Every real number input for \(x\) will have a corresponding output that's an integer multiple of -3. This is due to how the floor function and multiplication by -3 operate together.

The greatest integer function is commonly referred to as the floor function. It is denoted by \([x]\), symbolizing the greatest integer less than or equal to \(x\). This means that no matter what real number you input, the result will be the closest integer below that number.
For example:

• For 1.5, \([1.5] = 1\)
• For -2.7, \([-2.7] = -3\)

This concept directly affects the function \( h(x) = -3[x] \). It rounds any decimal input down to the nearest whole number before multiplying by -3. Thus:

• \(h(1.5)\) becomes \(-3 \times 1 = -3\)
• \(h(-2.7)\) results in \(-3 \times (-3) = 9\)

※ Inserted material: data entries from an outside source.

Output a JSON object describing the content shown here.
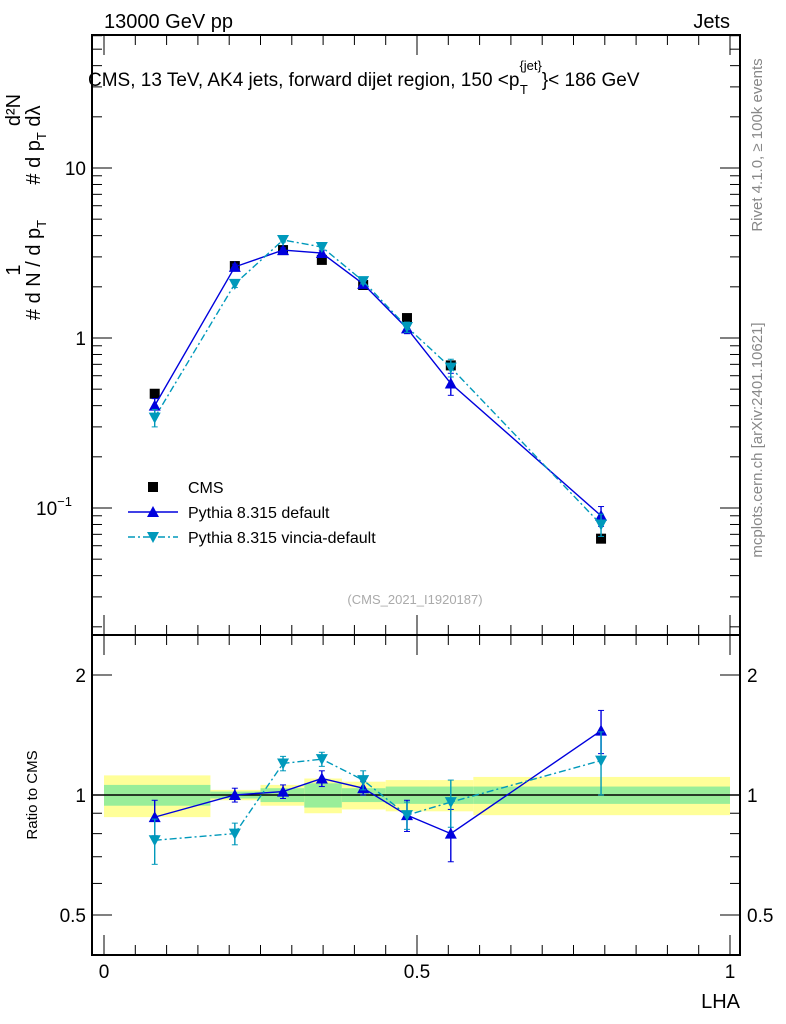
{
  "header": {
    "left": "13000 GeV pp",
    "right": "Jets"
  },
  "side": {
    "rivet": "Rivet 4.1.0, ≥ 100k events",
    "mcplots": "mcplots.cern.ch [arXiv:2401.10621]"
  },
  "chart_data": [
    {
      "type": "line",
      "title": "CMS, 13 TeV, AK4 jets, forward dijet region, 150 <p_T^{jet}< 186 GeV",
      "title_text": "CMS, 13 TeV, AK4 jets, forward dijet region, 150 <p",
      "title_sup": "{jet}",
      "title_sub": "T",
      "title_end": "}< 186 GeV",
      "ylabel": "1/(dN/dp_T) d²N/(dp_T dλ)",
      "yscale": "log",
      "ylim": [
        0.02,
        60
      ],
      "yticks": [
        {
          "v": 10,
          "label": "10"
        },
        {
          "v": 1,
          "label": "1"
        },
        {
          "v": 0.1,
          "label": "10",
          "sup": "−1"
        }
      ],
      "x": [
        0.081,
        0.209,
        0.286,
        0.348,
        0.414,
        0.484,
        0.554,
        0.794
      ],
      "series": [
        {
          "name": "CMS",
          "color": "#000000",
          "marker": "square",
          "values": [
            0.47,
            2.65,
            3.29,
            2.88,
            2.05,
            1.31,
            0.69,
            0.066
          ]
        },
        {
          "name": "Pythia 8.315 default",
          "color": "#0000dd",
          "marker": "triangle-up",
          "line": "solid",
          "values": [
            0.4,
            2.62,
            3.29,
            3.16,
            2.08,
            1.14,
            0.54,
            0.09
          ],
          "err": [
            0.04,
            0.1,
            0.1,
            0.1,
            0.08,
            0.08,
            0.08,
            0.012
          ]
        },
        {
          "name": "Pythia 8.315 vincia-default",
          "color": "#0099bb",
          "marker": "triangle-down",
          "line": "dashdot",
          "values": [
            0.34,
            2.08,
            3.77,
            3.43,
            2.16,
            1.16,
            0.67,
            0.08
          ],
          "err": [
            0.04,
            0.1,
            0.1,
            0.1,
            0.08,
            0.08,
            0.08,
            0.012
          ]
        }
      ],
      "annotation": "(CMS_2021_I1920187)",
      "legend_position": "lower-left"
    },
    {
      "type": "line",
      "ylabel": "Ratio to CMS",
      "xlabel": "LHA",
      "yscale": "log",
      "ylim": [
        0.4,
        2.35
      ],
      "xlim": [
        -0.02,
        1.02
      ],
      "yticks": [
        {
          "v": 2,
          "label": "2"
        },
        {
          "v": 1,
          "label": "1"
        },
        {
          "v": 0.5,
          "label": "0.5"
        }
      ],
      "xticks": [
        {
          "v": 0,
          "label": "0"
        },
        {
          "v": 0.5,
          "label": "0.5"
        },
        {
          "v": 1,
          "label": "1"
        }
      ],
      "bands": [
        [
          0,
          0.17,
          0.12,
          0.06
        ],
        [
          0.17,
          0.25,
          0.03,
          0.02
        ],
        [
          0.25,
          0.32,
          0.06,
          0.04
        ],
        [
          0.32,
          0.38,
          0.1,
          0.07
        ],
        [
          0.38,
          0.45,
          0.08,
          0.04
        ],
        [
          0.45,
          0.52,
          0.09,
          0.05
        ],
        [
          0.52,
          0.59,
          0.09,
          0.05
        ],
        [
          0.59,
          1.0,
          0.11,
          0.05
        ]
      ],
      "series": [
        {
          "name": "Pythia 8.315 default",
          "values": [
            0.88,
            1.0,
            1.02,
            1.1,
            1.04,
            0.89,
            0.8,
            1.45
          ],
          "err": [
            0.09,
            0.04,
            0.04,
            0.05,
            0.04,
            0.08,
            0.12,
            0.18
          ]
        },
        {
          "name": "Pythia 8.315 vincia-default",
          "values": [
            0.77,
            0.8,
            1.2,
            1.23,
            1.09,
            0.89,
            0.96,
            1.22
          ],
          "err": [
            0.1,
            0.05,
            0.05,
            0.05,
            0.06,
            0.07,
            0.13,
            0.22
          ]
        }
      ]
    }
  ]
}
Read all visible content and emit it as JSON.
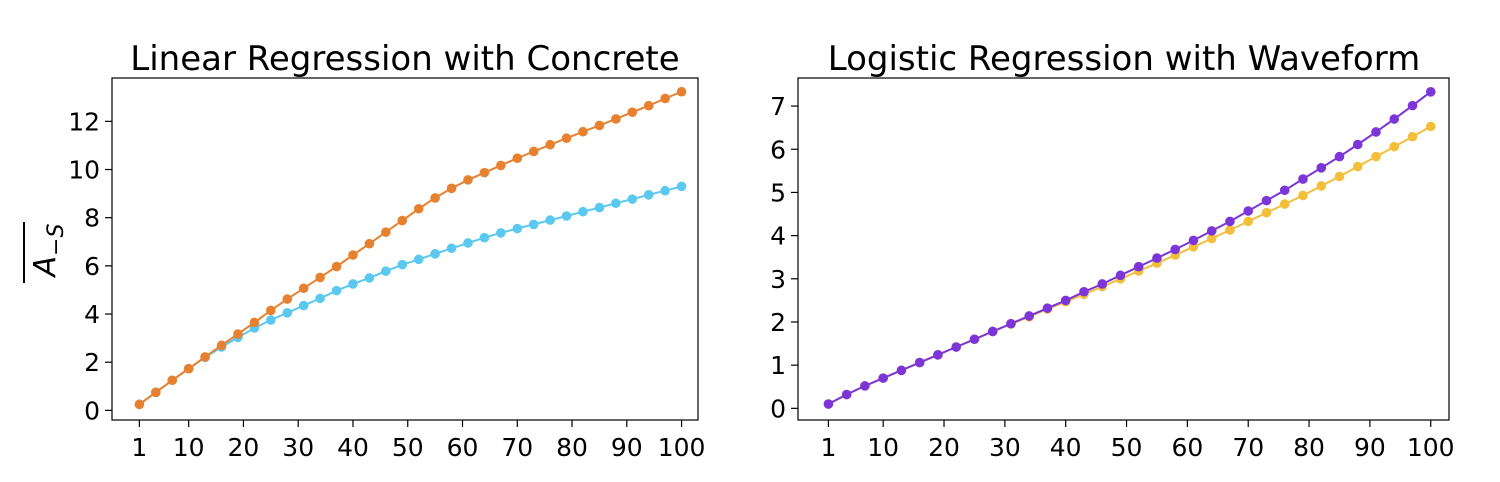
{
  "chart_data": [
    {
      "type": "line",
      "title": "Linear Regression with Concrete",
      "ylabel": "A",
      "ylabel_subscript": "−S",
      "x": [
        1,
        4,
        7,
        10,
        13,
        16,
        19,
        22,
        25,
        28,
        31,
        34,
        37,
        40,
        43,
        46,
        49,
        52,
        55,
        58,
        61,
        64,
        67,
        70,
        73,
        76,
        79,
        82,
        85,
        88,
        91,
        94,
        97,
        100
      ],
      "xticks": [
        1,
        10,
        20,
        30,
        40,
        50,
        60,
        70,
        80,
        90,
        100
      ],
      "xticklabels": [
        "1",
        "10",
        "20",
        "30",
        "40",
        "50",
        "60",
        "70",
        "80",
        "90",
        "100"
      ],
      "yticks": [
        0,
        2,
        4,
        6,
        8,
        10,
        12
      ],
      "yticklabels": [
        "0",
        "2",
        "4",
        "6",
        "8",
        "10",
        "12"
      ],
      "xlim": [
        -4,
        103
      ],
      "ylim": [
        -0.4,
        13.8
      ],
      "series": [
        {
          "color": "#5bc8f0",
          "values": [
            0.25,
            0.75,
            1.25,
            1.73,
            2.2,
            2.63,
            3.03,
            3.42,
            3.75,
            4.05,
            4.35,
            4.65,
            4.97,
            5.25,
            5.5,
            5.78,
            6.05,
            6.27,
            6.5,
            6.73,
            6.95,
            7.17,
            7.37,
            7.55,
            7.72,
            7.9,
            8.07,
            8.25,
            8.42,
            8.6,
            8.77,
            8.95,
            9.12,
            9.3
          ]
        },
        {
          "color": "#e8812f",
          "values": [
            0.25,
            0.75,
            1.25,
            1.73,
            2.22,
            2.7,
            3.17,
            3.65,
            4.15,
            4.62,
            5.07,
            5.52,
            5.97,
            6.45,
            6.92,
            7.4,
            7.88,
            8.37,
            8.82,
            9.22,
            9.57,
            9.87,
            10.17,
            10.47,
            10.75,
            11.03,
            11.3,
            11.57,
            11.83,
            12.1,
            12.38,
            12.65,
            12.95,
            13.23
          ]
        }
      ]
    },
    {
      "type": "line",
      "title": "Logistic Regression with Waveform",
      "x": [
        1,
        4,
        7,
        10,
        13,
        16,
        19,
        22,
        25,
        28,
        31,
        34,
        37,
        40,
        43,
        46,
        49,
        52,
        55,
        58,
        61,
        64,
        67,
        70,
        73,
        76,
        79,
        82,
        85,
        88,
        91,
        94,
        97,
        100
      ],
      "xticks": [
        1,
        10,
        20,
        30,
        40,
        50,
        60,
        70,
        80,
        90,
        100
      ],
      "xticklabels": [
        "1",
        "10",
        "20",
        "30",
        "40",
        "50",
        "60",
        "70",
        "80",
        "90",
        "100"
      ],
      "yticks": [
        0,
        1,
        2,
        3,
        4,
        5,
        6,
        7
      ],
      "yticklabels": [
        "0",
        "1",
        "2",
        "3",
        "4",
        "5",
        "6",
        "7"
      ],
      "xlim": [
        -4,
        103
      ],
      "ylim": [
        -0.27,
        7.65
      ],
      "series": [
        {
          "color": "#f3bf3a",
          "values": [
            0.1,
            0.32,
            0.52,
            0.7,
            0.88,
            1.06,
            1.24,
            1.42,
            1.6,
            1.78,
            1.95,
            2.12,
            2.3,
            2.47,
            2.64,
            2.82,
            3.0,
            3.18,
            3.36,
            3.55,
            3.74,
            3.93,
            4.13,
            4.33,
            4.53,
            4.73,
            4.93,
            5.15,
            5.37,
            5.6,
            5.83,
            6.06,
            6.29,
            6.53
          ]
        },
        {
          "color": "#7c35d8",
          "values": [
            0.1,
            0.32,
            0.52,
            0.7,
            0.88,
            1.06,
            1.24,
            1.42,
            1.6,
            1.78,
            1.96,
            2.14,
            2.32,
            2.5,
            2.7,
            2.88,
            3.08,
            3.28,
            3.48,
            3.68,
            3.89,
            4.11,
            4.33,
            4.57,
            4.81,
            5.05,
            5.31,
            5.57,
            5.83,
            6.11,
            6.4,
            6.7,
            7.01,
            7.33
          ]
        }
      ]
    }
  ]
}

The greatest integer function is essential in understanding how outputs are computed in piecewise functions like \(-3[x]\).

A piecewise linear function consists of multiple linear segments, each defined over a specific interval of the domain. For \( h(x) = -3[x] \), the graph is not a straight line, but a series of constant horizontal lines. Each segment corresponds to an interval between consecutive integers.
Here's why it's piecewise linear:

• The function value remains constant for any \(x\) within each interval \([n, n+1)\), where \(n\) is an integer.
• The height changes at every integer \(x\), marking the transition to the next segment.

This manifests as a step-like pattern on the graph, showing clearly defined jumps or steps at integer values of \(x\). These horizontal segments make the output flat between each integer step.
The function is instructive for learning how mathematical transformations like the floor function lead to the characteristic step pattern, multiplying every floor output by -3. It results in recognizable visual trends useful in graph analysis.